Apple Pay and Fraud: Where is it Happening and How Can We Stop it?

For much of past year, the debut of Apple Pay was eagerly anticipated to be the solution to a litany of credit card payment problems. And certainly the new method of transacting is game-changing in that it employs not only a cryptogram (much like EMV credit and debit transactions use), but also a dynamically generated 16-digit token, ensuring that merchants never directly receive or have the ability to store customers’ actual credit card numbers - which would go a long way toward preventing the large payment card breaches that have dotted the landscape for the last several years.

In addition to the tokenization, transactions are also authorized using either Touch ID (fingerprint) or through a PIN number, providing an extra layer of security to ensure that purchases are verified through the iPhone owner, in case the device gets lost or stolen.

But the problem isn’t with the transactions themselves - it’s with the card set up process.
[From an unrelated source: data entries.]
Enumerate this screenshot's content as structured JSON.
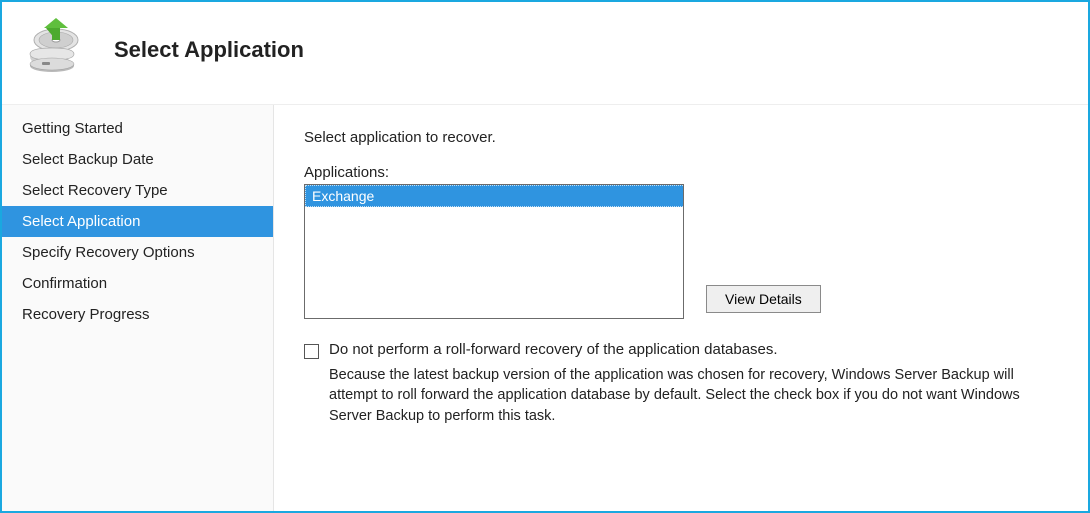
{
  "header": {
    "title": "Select Application"
  },
  "sidebar": {
    "items": [
      {
        "label": "Getting Started",
        "active": false
      },
      {
        "label": "Select Backup Date",
        "active": false
      },
      {
        "label": "Select Recovery Type",
        "active": false
      },
      {
        "label": "Select Application",
        "active": true
      },
      {
        "label": "Specify Recovery Options",
        "active": false
      },
      {
        "label": "Confirmation",
        "active": false
      },
      {
        "label": "Recovery Progress",
        "active": false
      }
    ]
  },
  "main": {
    "instruction": "Select application to recover.",
    "list_label": "Applications:",
    "applications": [
      "Exchange"
    ],
    "view_details_label": "View Details",
    "checkbox_label": "Do not perform a roll-forward recovery of the application databases.",
    "helper_text": "Because the latest backup version of the application was chosen for recovery, Windows Server Backup will attempt to roll forward the application database by default. Select the check box if you do not want Windows Server Backup to perform this task."
  }
}
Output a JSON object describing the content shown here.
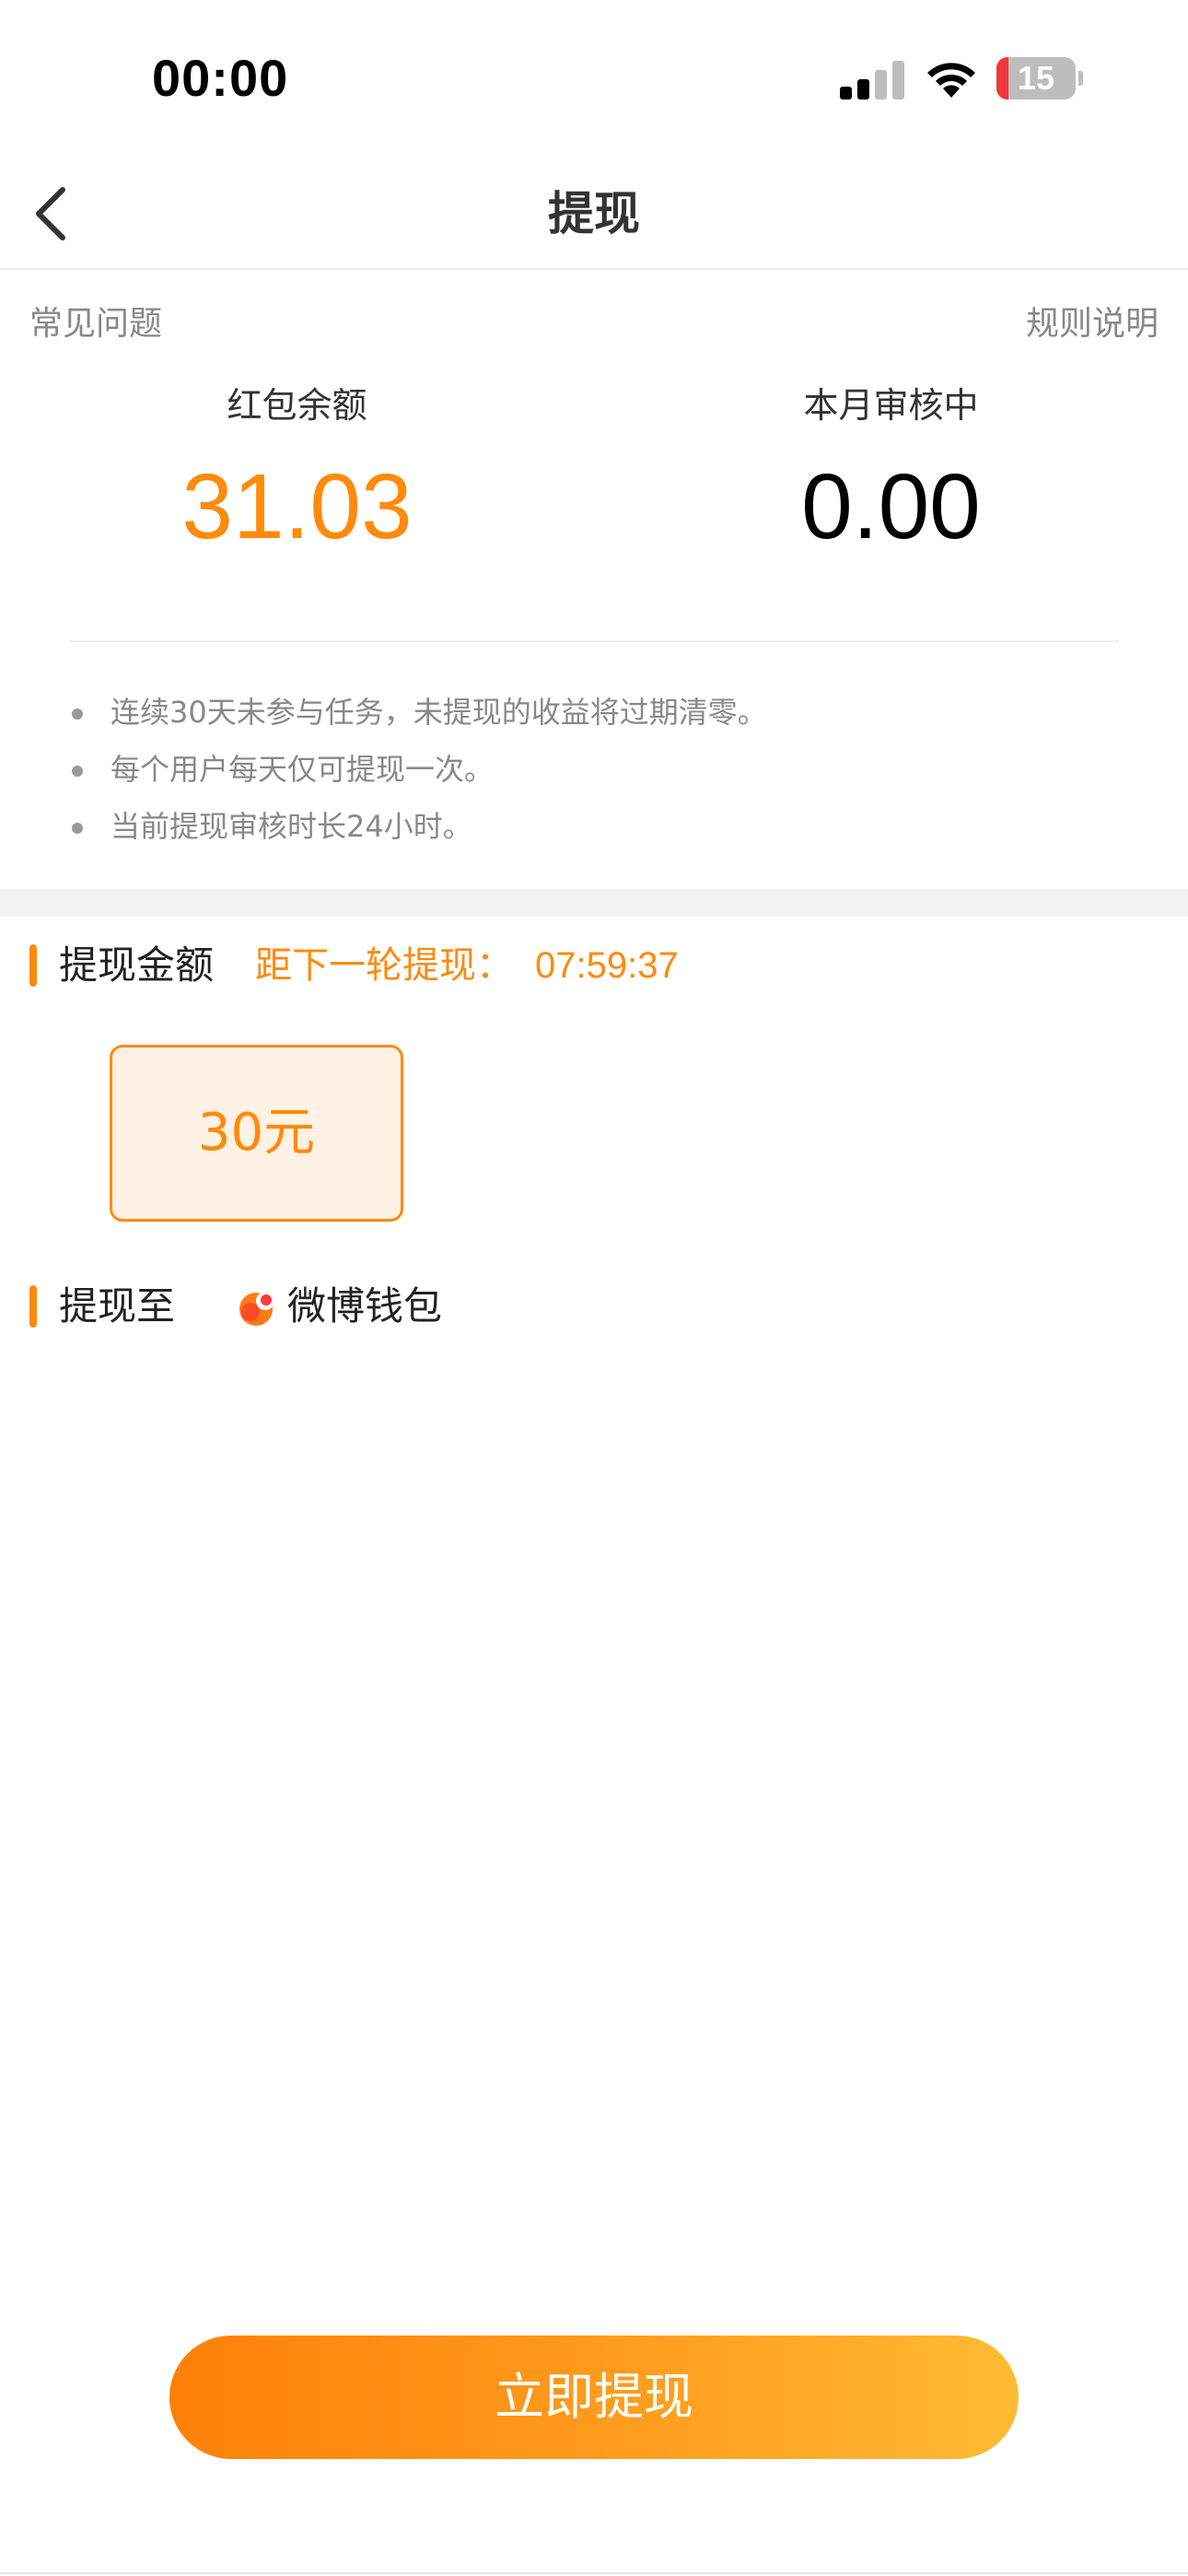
{
  "status_bar": {
    "time": "00:00",
    "battery_level": "15",
    "battery_fill_fraction": 0.15,
    "icons": [
      "cellular-signal-icon",
      "wifi-icon",
      "battery-icon"
    ]
  },
  "nav": {
    "title": "提现",
    "back_icon": "chevron-left-icon"
  },
  "links": {
    "faq": "常见问题",
    "rules": "规则说明"
  },
  "balance": {
    "red_packet_label": "红包余额",
    "red_packet_value": "31.03",
    "reviewing_label": "本月审核中",
    "reviewing_value": "0.00"
  },
  "notes": [
    "连续30天未参与任务，未提现的收益将过期清零。",
    "每个用户每天仅可提现一次。",
    "当前提现审核时长24小时。"
  ],
  "amount_section": {
    "title": "提现金额",
    "countdown_label": "距下一轮提现：",
    "countdown_time": "07:59:37",
    "options": [
      "30元"
    ],
    "selected_option": "30元"
  },
  "destination": {
    "title": "提现至",
    "wallet_name": "微博钱包",
    "wallet_icon": "weibo-wallet-icon"
  },
  "submit": {
    "label": "立即提现"
  },
  "colors": {
    "accent": "#ff8a0c",
    "accent_light_bg": "#fff1e4",
    "battery_low": "#f0373d"
  }
}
Where’s the Fraud Taking Place?

While there’s quite a bit of finger pointing taking place in determining who is ultimately at fault, we do know that the problem sits with the onboarding process of getting a customer’s card set up on Apple Pay.

To understand the fraudulent activity taking place, we have to first look at what types of credit card data hackers typically steal and how it’s being used. From Brian Krebs’ blog:

“So in summary, dumps are stolen from main-street merchants, and are sought after by crooks mainly for use at main street merchants. CVVs, on the other hand, are stolen from online stores, and are useful only for fraud against online stores.

Enter Apple Pay, which potentially erases that limitation of CVVs because it allows users to sign up online for an in-store payment method using little more than a hacked iTunes account and CVVs.”

Simply, hackers are taking this cheap and easily accessible CVV data and setting up the stolen cards on Apple Pay on their own iPhones, with few authentication or identity verification processes currently standing in their way.

How is This Happening? Isn’t There a Process to Verify the Cardholder’s ID?

There is, but it isn’t consistent across all issuers, and it’s a big problem. From Drop Labs:

“All Apple Pay participating card issuers are required to build a “Yellow Path” for when card provisioning in to Apple Pay requires additional bank verification. Implementation of the “Yellow Path” and corresponding customer experience has varied per Card Issuer. Today, depending on your card issuer – you could expect much variance – such as being directed to their call center, being asked to authenticate via the bank’s mobile app, or an entirely other 2FA verification. As one can expect – each has varying levels of success and friction – with just a couple of banks opting to authenticate via their mobile apps, that would have provided a far easier and customer friendly provisioning experience. Where as, those that opted for call center verification traded efficiency for friction and by most reports – the corresponding experience has been subpar.”

While Apple does provide quite a host of information to the issuing bank to help verify cardholders (including device name, location and iTunes transaction history), banks have argued that it’s not enough to support their current fraud processes.

But Apple isn’t taking the bait, issuing the following statement:

“During setup, Apple Pay requires banks to verify each and every card and the bank then determines and approves whether a card can be added to Apple Pay. Banks are always reviewing and improving their approval process, which varies by bank.” - NYTimes

What Needs to Be Done to Rectify This?

CNNMoney tested Apple Pay set up with cards issued by several large banks, including Bank of America, JPMorgan Chase, and Wells Fargo, and found all processes to be comprehensive and robust, but there are many more banks whose identity proofing processes are leaving much to be desired.

This post by Gartner suggests banks possibly tap into the mobile networks themselves to get the billing address associated with a given phone to verify against the billing address of the credit card, though shared friends and family plans would likely throw a wrench in its effectiveness. The key point they made however, was that we have to think differently differently about how we verify identity in order to make mobile payments succeed

“The key is reducing reliance on static data – much of which is PII data that has been compromised by the crooks – and increasing reliance on dynamic data, like reputation, behavior and relationships between non-PII data elements.

The vendors in the mobile user authentication space have consistently answered that they are leaving account provisioning policies to the banks or other consumer service providers provisioning the apps. Well maybe it’s time for them to reconsider and start helping their client banks and service providers by supporting identity proofing solutions built into their apps.”